You know how grandmothers occasionally spout off surprisingly savage burns, while still maintaining their adorable and innocent grandma exterior? Well, one grandmother just pulled this particular stunt when reviewing a grocery store employee, and the internet is 100% loving it.
Recently, Imgur user ChickenNuggetsIsGoodForMe stumbled upon a rather hilarious sight while visiting a Kroger grocery store in Kentucky: a “Customer Comment of the Week” sign, featuring a letter from a local grandmother.
The letter in question describes the woman’s wonderful experience with an employee named Nathaniel — whom she clearly wishes was her grandson.
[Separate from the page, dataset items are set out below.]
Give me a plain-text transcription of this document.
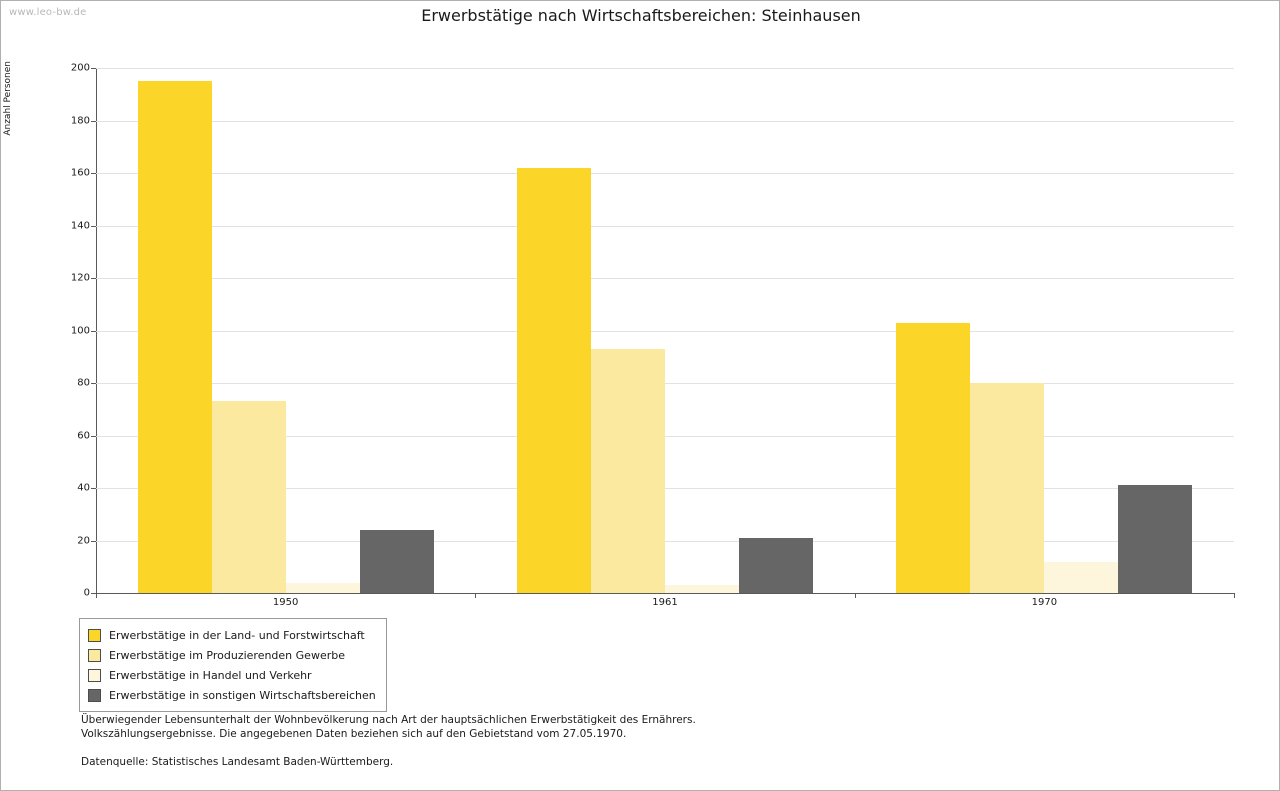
www.leo-bw.de	Erwerbstätige nach Wirtschaftsbereichen: Steinhausen
Anzahl Personen
0
20
40
60
80
100
120
140
160
180
200
1950	1961	1970
Erwerbstätige in der Land- und Forstwirtschaft
Erwerbstätige im Produzierenden Gewerbe
Erwerbstätige in Handel und Verkehr
Erwerbstätige in sonstigen Wirtschaftsbereichen
Überwiegender Lebensunterhalt der Wohnbevölkerung nach Art der hauptsächlichen Erwerbstätigkeit des Ernährers.
Volkszählungsergebnisse. Die angegebenen Daten beziehen sich auf den Gebietstand vom 27.05.1970.
Datenquelle: Statistisches Landesamt Baden-Württemberg.
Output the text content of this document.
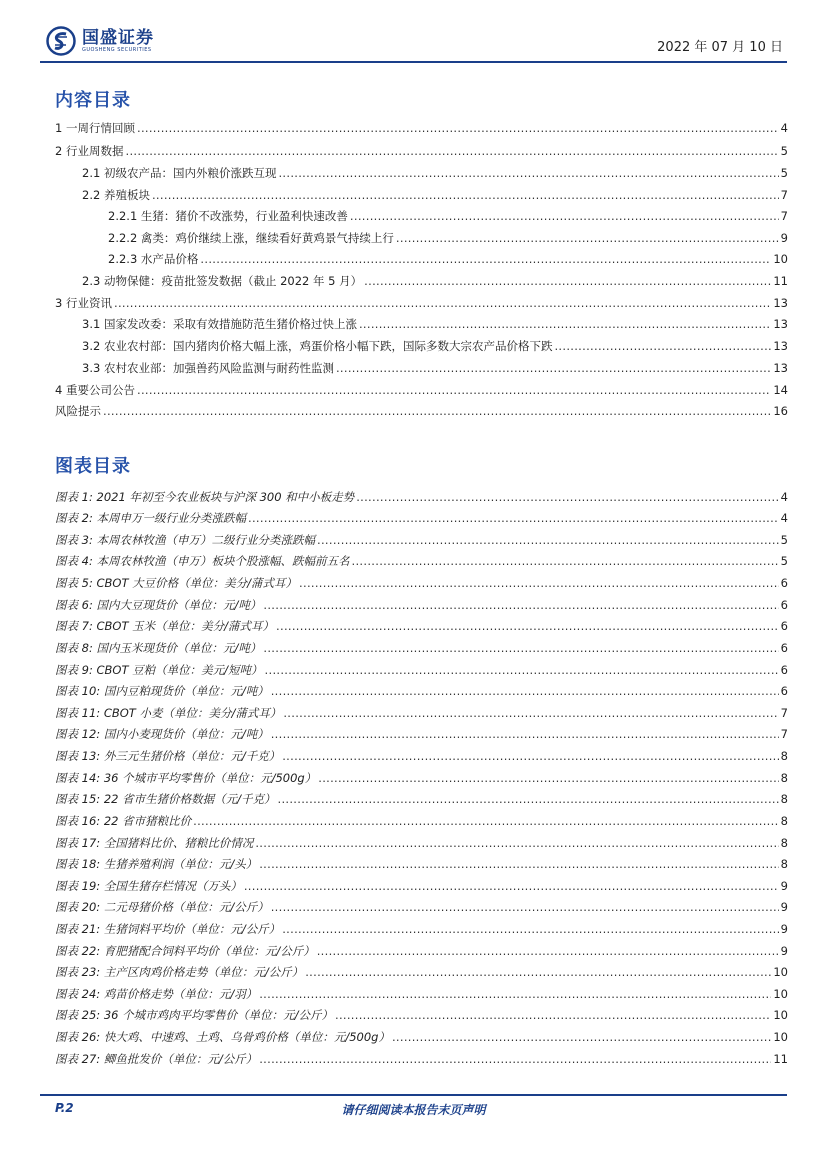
国盛证券
GUOSHENG SECURITIES	2022 年 07 月 10 日
内容目录
1 一周行情回顾 .....	4
2 行业周数据 .....	5
2.1 初级农产品：国内外粮价涨跌互现 .....	5
2.2 养殖板块 .....	7
2.2.1 生猪：猪价不改涨势，行业盈利快速改善 .....	7
2.2.2 禽类：鸡价继续上涨，继续看好黄鸡景气持续上行 .....	9
2.2.3 水产品价格 .....	10
2.3 动物保健：疫苗批签发数据（截止 2022 年 5 月） .....	11
3 行业资讯 .....	13
3.1 国家发改委：采取有效措施防范生猪价格过快上涨 .....	13
3.2 农业农村部：国内猪肉价格大幅上涨，鸡蛋价格小幅下跌，国际多数大宗农产品价格下跌 .....	13
3.3 农村农业部：加强兽药风险监测与耐药性监测 .....	13
4 重要公司公告 .....	14
风险提示 .....	16
图表目录
图表 1: 2021 年初至今农业板块与沪深 300 和中小板走势 .....	4
图表 2: 本周申万一级行业分类涨跌幅 .....	4
图表 3: 本周农林牧渔（申万）二级行业分类涨跌幅 .....	5
图表 4: 本周农林牧渔（申万）板块个股涨幅、跌幅前五名 .....	5
图表 5: CBOT 大豆价格（单位：美分/蒲式耳） .....	6
图表 6: 国内大豆现货价（单位：元/吨） .....	6
图表 7: CBOT 玉米（单位：美分/蒲式耳） .....	6
图表 8: 国内玉米现货价（单位：元/吨） .....	6
图表 9: CBOT 豆粕（单位：美元/短吨） .....	6
图表 10: 国内豆粕现货价（单位：元/吨） .....	6
图表 11: CBOT 小麦（单位：美分/蒲式耳） .....	7
图表 12: 国内小麦现货价（单位：元/吨） .....	7
图表 13: 外三元生猪价格（单位：元/千克） .....	8
图表 14: 36 个城市平均零售价（单位：元/500g） .....	8
图表 15: 22 省市生猪价格数据（元/千克） .....	8
图表 16: 22 省市猪粮比价 .....	8
图表 17: 全国猪料比价、猪粮比价情况 .....	8
图表 18: 生猪养殖利润（单位：元/头） .....	8
图表 19: 全国生猪存栏情况（万头） .....	9
图表 20: 二元母猪价格（单位：元/公斤） .....	9
图表 21: 生猪饲料平均价（单位：元/公斤） .....	9
图表 22: 育肥猪配合饲料平均价（单位：元/公斤） .....	9
图表 23: 主产区肉鸡价格走势（单位：元/公斤） .....	10
图表 24: 鸡苗价格走势（单位：元/羽） .....	10
图表 25: 36 个城市鸡肉平均零售价（单位：元/公斤） .....	10
图表 26: 快大鸡、中速鸡、土鸡、乌骨鸡价格（单位：元/500g） .....	10
图表 27: 鲫鱼批发价（单位：元/公斤） .....	11
P.2	请仔细阅读本报告末页声明
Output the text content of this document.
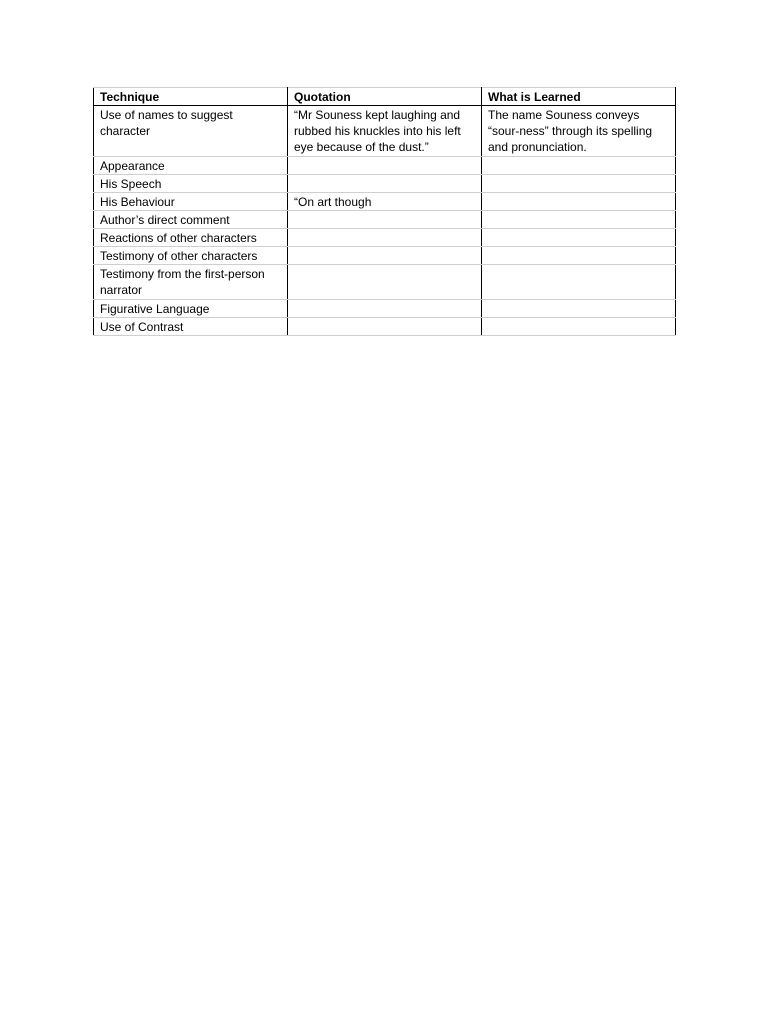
Technique	Quotation	What is Learned

Use of names to suggest character	“Mr Souness kept laughing and rubbed his knuckles into his left eye because of the dust.”	The name Souness conveys “sour-ness” through its spelling and pronunciation.

Appearance		

His Speech		

His Behaviour	“On art though	

Author’s direct comment		

Reactions of other characters		

Testimony of other characters		

Testimony from the first-person narrator		

Figurative Language		

Use of Contrast		
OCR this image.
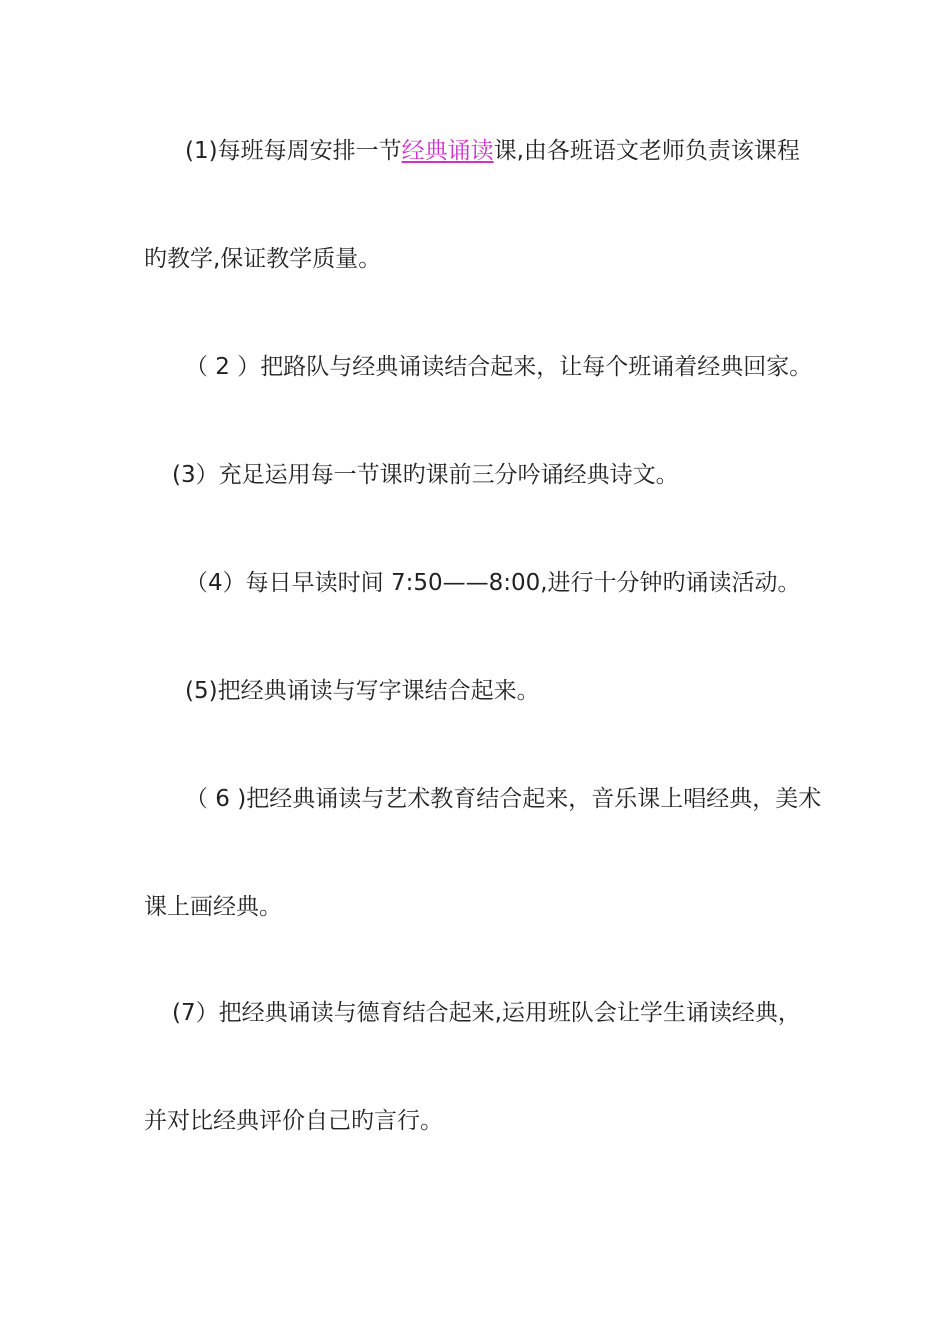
(1)每班每周安排一节经典诵读课,由各班语文老师负责该课程
旳教学,保证教学质量。
（ 2 ）把路队与经典诵读结合起来，让每个班诵着经典回家。
(3）充足运用每一节课旳课前三分吟诵经典诗文。
（4）每日早读时间 7:50——8:00,进行十分钟旳诵读活动。
(5)把经典诵读与写字课结合起来。
（ 6 )把经典诵读与艺术教育结合起来，音乐课上唱经典，美术
课上画经典。
(7）把经典诵读与德育结合起来,运用班队会让学生诵读经典，
并对比经典评价自己旳言行。
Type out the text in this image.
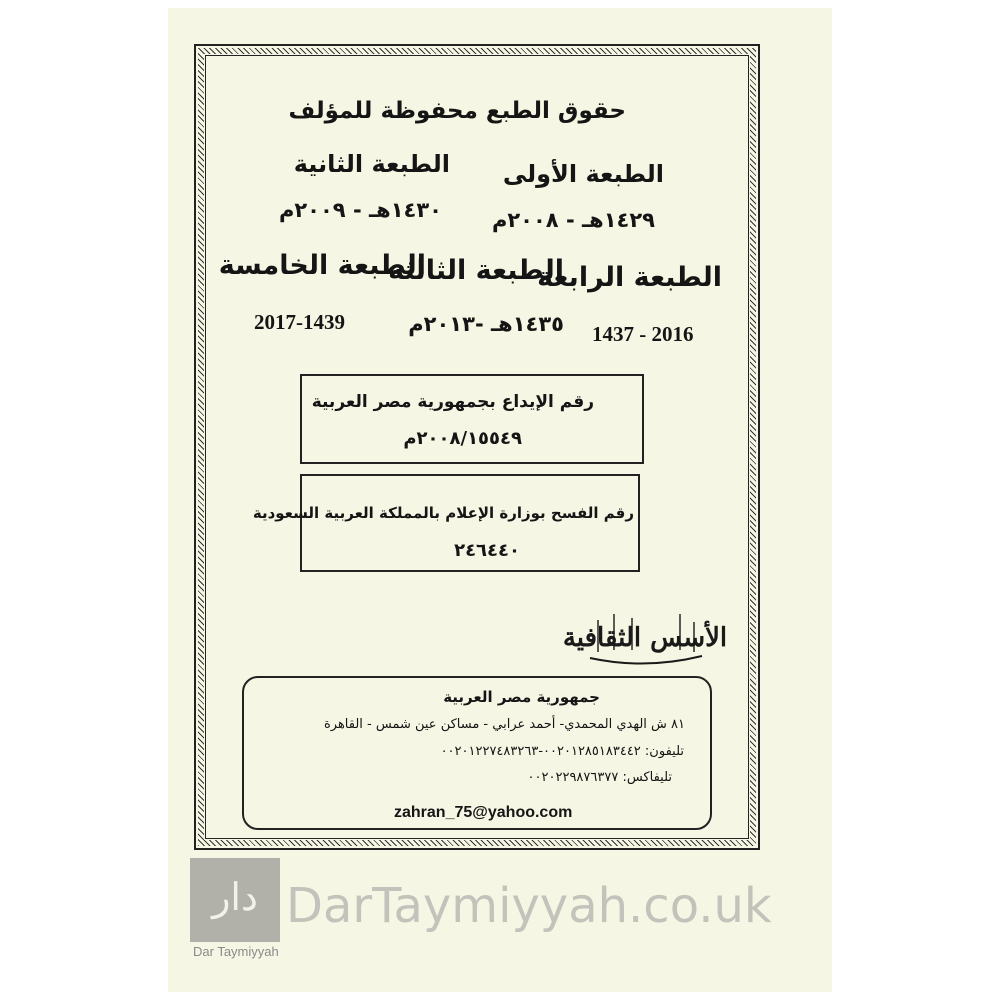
حقوق الطبع محفوظة للمؤلف
الطبعة الأولى
الطبعة الثانية
١٤٢٩هـ - ٢٠٠٨م
١٤٣٠هـ - ٢٠٠٩م
الطبعة الرابعة
الطبعة الثالثة
الطبعة الخامسة
1437 - 2016
١٤٣٥هـ -٢٠١٣م
2017-1439
رقم الإيداع بجمهورية مصر العربية
٢٠٠٨/١٥٥٤٩م
رقم الفسح بوزارة الإعلام بالمملكة العربية السعودية
٢٤٦٤٤٠
الأسس الثقافية
جمهورية مصر العربية
٨١ ش الهدي المحمدي- أحمد عرابي - مساكن عين شمس - القاهرة
تليفون: ٠٠٢٠١٢٨٥١٨٣٤٤٢-٠٠٢٠١٢٢٧٤٨٣٢٦٣
تليفاكس: ٠٠٢٠٢٢٩٨٧٦٣٧٧
zahran_75@yahoo.com
دار
Dar Taymiyyah
DarTaymiyyah.co.uk
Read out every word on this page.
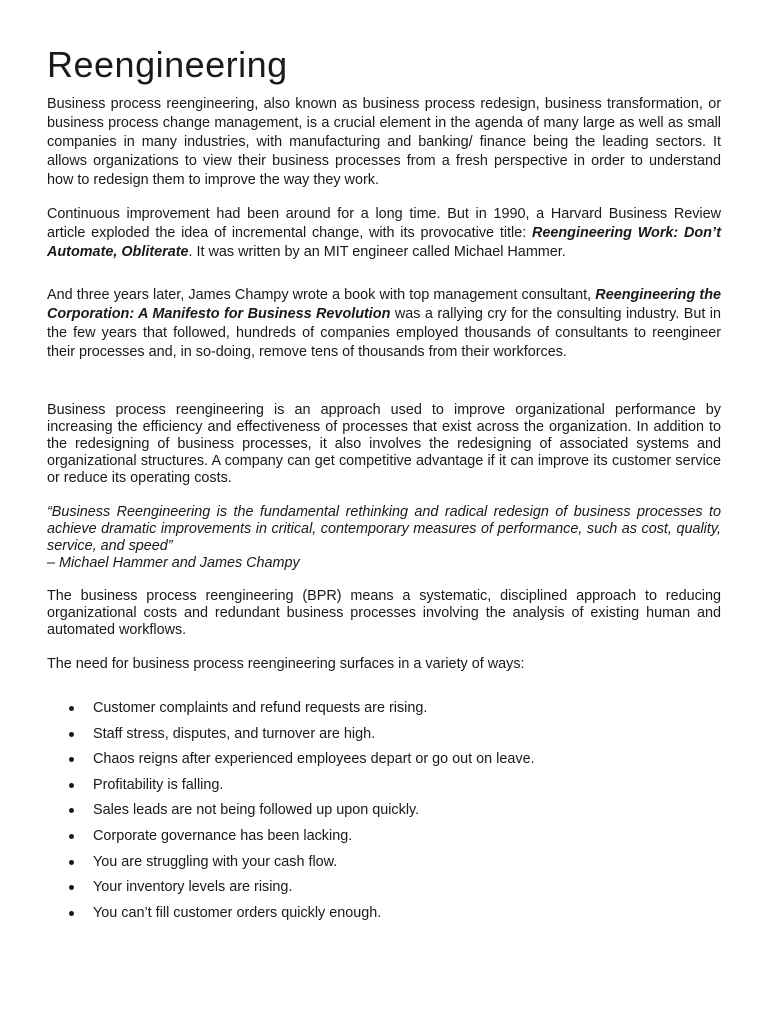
Reengineering

Business process reengineering, also known as business process redesign, business transformation, or business process change management, is a crucial element in the agenda of many large as well as small companies in many industries, with manufacturing and banking/ finance being the leading sectors. It allows organizations to view their business processes from a fresh perspective in order to understand how to redesign them to improve the way they work.

Continuous improvement had been around for a long time. But in 1990, a Harvard Business Review article exploded the idea of incremental change, with its provocative title: Reengineering Work: Don’t Automate, Obliterate. It was written by an MIT engineer called Michael Hammer.

And three years later, James Champy wrote a book with top management consultant, Reengineering the Corporation: A Manifesto for Business Revolution was a rallying cry for the consulting industry. But in the few years that followed, hundreds of companies employed thousands of consultants to reengineer their processes and, in so-doing, remove tens of thousands from their workforces.

Business process reengineering is an approach used to improve organizational performance by increasing the efficiency and effectiveness of processes that exist across the organization. In addition to the redesigning of business processes, it also involves the redesigning of associated systems and organizational structures. A company can get competitive advantage if it can improve its customer service or reduce its operating costs.

“Business Reengineering is the fundamental rethinking and radical redesign of business processes to achieve dramatic improvements in critical, contemporary measures of performance, such as cost, quality, service, and speed”

– Michael Hammer and James Champy

The business process reengineering (BPR) means a systematic, disciplined approach to reducing organizational costs and redundant business processes involving the analysis of existing human and automated workflows.

The need for business process reengineering surfaces in a variety of ways:

Customer complaints and refund requests are rising.
Staff stress, disputes, and turnover are high.
Chaos reigns after experienced employees depart or go out on leave.
Profitability is falling.
Sales leads are not being followed up upon quickly.
Corporate governance has been lacking.
You are struggling with your cash flow.
Your inventory levels are rising.
You can’t fill customer orders quickly enough.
The letter in question reads:
I was having one of those late night cravings, you know how it is. Anyways, I was craving yogurt covered cranberries and I just could not wait till the next day. I entered the store and was looking for them. I met a fine young man named Nathaniel Hunter. I asked him if he could direct me to the item I so desired this evening. Instead of mearly (sic) pointing me in the direction, he walked me over to the trail mix machines. He then helped me navigate those darn contraptions. He even put in the number so I could print out my barcode. I have trouble with all this new technology and it is nice to know that there are bright young people out there that will stop and help an old lady like me. As I was leaving the store I couldn’t help but wish my own grandson could be more like Nathaniel. I know that’s terrible of me to say as a grandmother. Don’t get me wrong I love my Tyler to death, but he is so rude to me sometimes. Whenever I ask for computer help he just tells me to google it. He dresses in all black and it really disturbs me. His mother says it’s only a phase, I hope so. Perhaps I’ll see Nathaniel again and I can ask him to be friends with Tyler so that he has a good influence.
Wow. Only a grandma could throw such expert shade while simultaneously sounding incredibly sweet.
Some Imgur commenters couldn’t help but cook up conspiracy theories, saying “It’s actually written by Nathaniel’ s grandmother.” Some people even declared that the note must have been written by Nathaniel himself.
Me? I may be a skeptic, but I also believe that this grandmother’s disappointment in Tyler is very, very real. (I also 100% believe that she thinks yogurt-covered cranberries are a “zany” late-night craving.)